Beşiktaş bu değildi. Zamanında biz Fenerlilerle dalga geçerdik bu konularda. Sürekli hakem hatalarından dert yanan, ona buna çamur atan, bin parçaya bölünmüş tribünleri ve başkanlıklarının türlü rezaletleri karşısında ezilip büzülen taraftarlarla dalga geçerdik. O zaman da Beşiktaş Galatasaray’a yenilebiliyordu, şampiyon olamayabiliyordu, ligi dördüncü beşinci bitiriyordu. Biz sadece takımımızın oynadığı futboldan dert yanıyorduk. O günleri özlüyorum. Çünkü biliyorum ve görüyorum ki bugün ben Beşiktaşlıyım dediğimde karşımdakiler eskiden benim onlar hakkında düşündüğüm gibi düşünüyorlar.
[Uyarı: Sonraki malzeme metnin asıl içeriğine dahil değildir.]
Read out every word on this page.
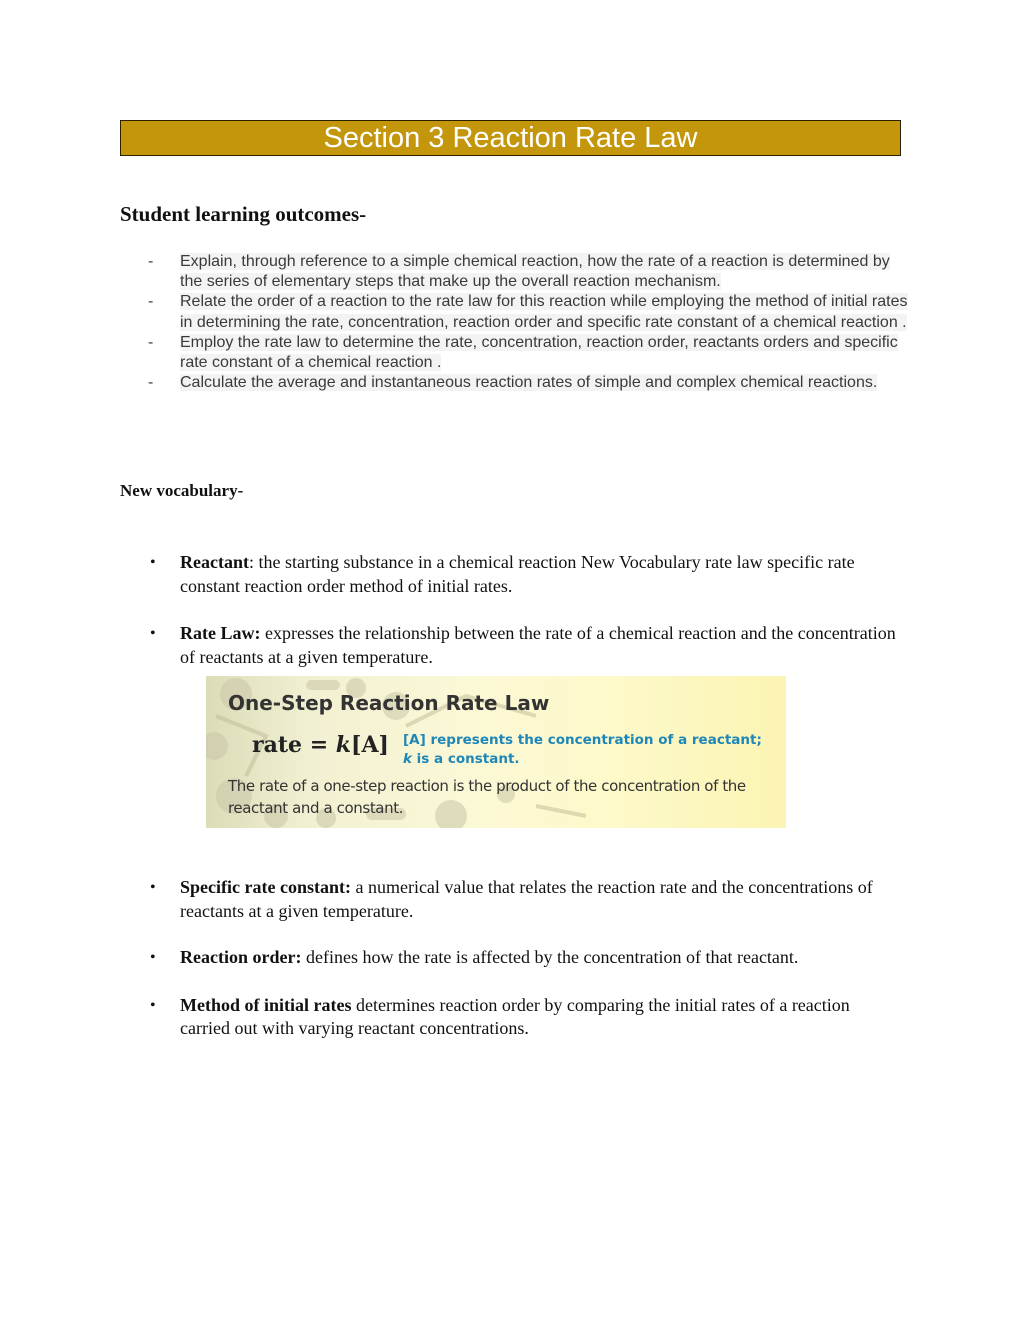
Section 3 Reaction Rate Law
Student learning outcomes-
- Explain, through reference to a simple chemical reaction, how the rate of a reaction is determined by the series of elementary steps that make up the overall reaction mechanism.
- Relate the order of a reaction to the rate law for this reaction while employing the method of initial rates in determining the rate, concentration, reaction order and specific rate constant of a chemical reaction .
- Employ the rate law to determine the rate, concentration, reaction order, reactants orders and specific rate constant of a chemical reaction .
- Calculate the average and instantaneous reaction rates of simple and complex chemical reactions.
New vocabulary-
• Reactant: the starting substance in a chemical reaction New Vocabulary rate law specific rate constant reaction order method of initial rates.
• Rate Law: expresses the relationship between the rate of a chemical reaction and the concentration of reactants at a given temperature.
One-Step Reaction Rate Law
rate = k[A] [A] represents the concentration of a reactant;
k is a constant.
The rate of a one-step reaction is the product of the concentration of the reactant and a constant.
• Specific rate constant: a numerical value that relates the reaction rate and the concentrations of reactants at a given temperature.
• Reaction order: defines how the rate is affected by the concentration of that reactant.
• Method of initial rates determines reaction order by comparing the initial rates of a reaction carried out with varying reactant concentrations.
Bugün Beşiktaş denilince muhabbet başkanından açılıyor. Yaptıkları saçma sapan transferler, demeçlerindeki tutarsızlıklar, Beşiktaş’ın yatırımındaki yolsuzluklar, yalanlar dolanlar konuşuluyor. Canım sıkılıyor. O zamanda şöyle düşünüyorum. Beşiktaş’ım şampiyon olmasın. Çünkü olursa bu insanlar, bu zihniyet tamamen yerleşecek takıma. Şampiyonluk takımın, camianın değil, bu zihniyetin şampiyonluğu olacak ve bir daha gitmemek üzere yerleşecekler koltuklarına. Tek bir şampiyonluğa harcanmamalı Beşiktaş. Yoksa tek bir şampiyonluğa mı harcandı Beşiktaş? Yoksa 100. yıl gerçekten bir dönüm noktası mıydı?

1 yorum:

  1. demiroren 'paf takimiyla cikariz' aciklamasini yaptiginda, bu adam gidene kadar besiktasla ilgilenmiyorum diye isyan ettigimi hatirliyorum.
    ama olmadi tabi.
    bizimkisi bir ask hikayesi
    siyah beyaz film gibi biraz
    :)
    ilgileniyorum yine de, yenilgilere uzuluyorum, galibiyetlere seviniyorum. ama eskisi gibi degil.
    her yenilgi mustehakmis gibi gelmeye baslayali beri tadi tuzu kalmadi ligin benim acimdan da.

    'yildirim demiroren yeter!' kampanyasini siddetle ve katiyen destekliyorum.
    resimdeki gibi bir sticker projesi varsa, gordugum her tabelaya yapistirmak isterim.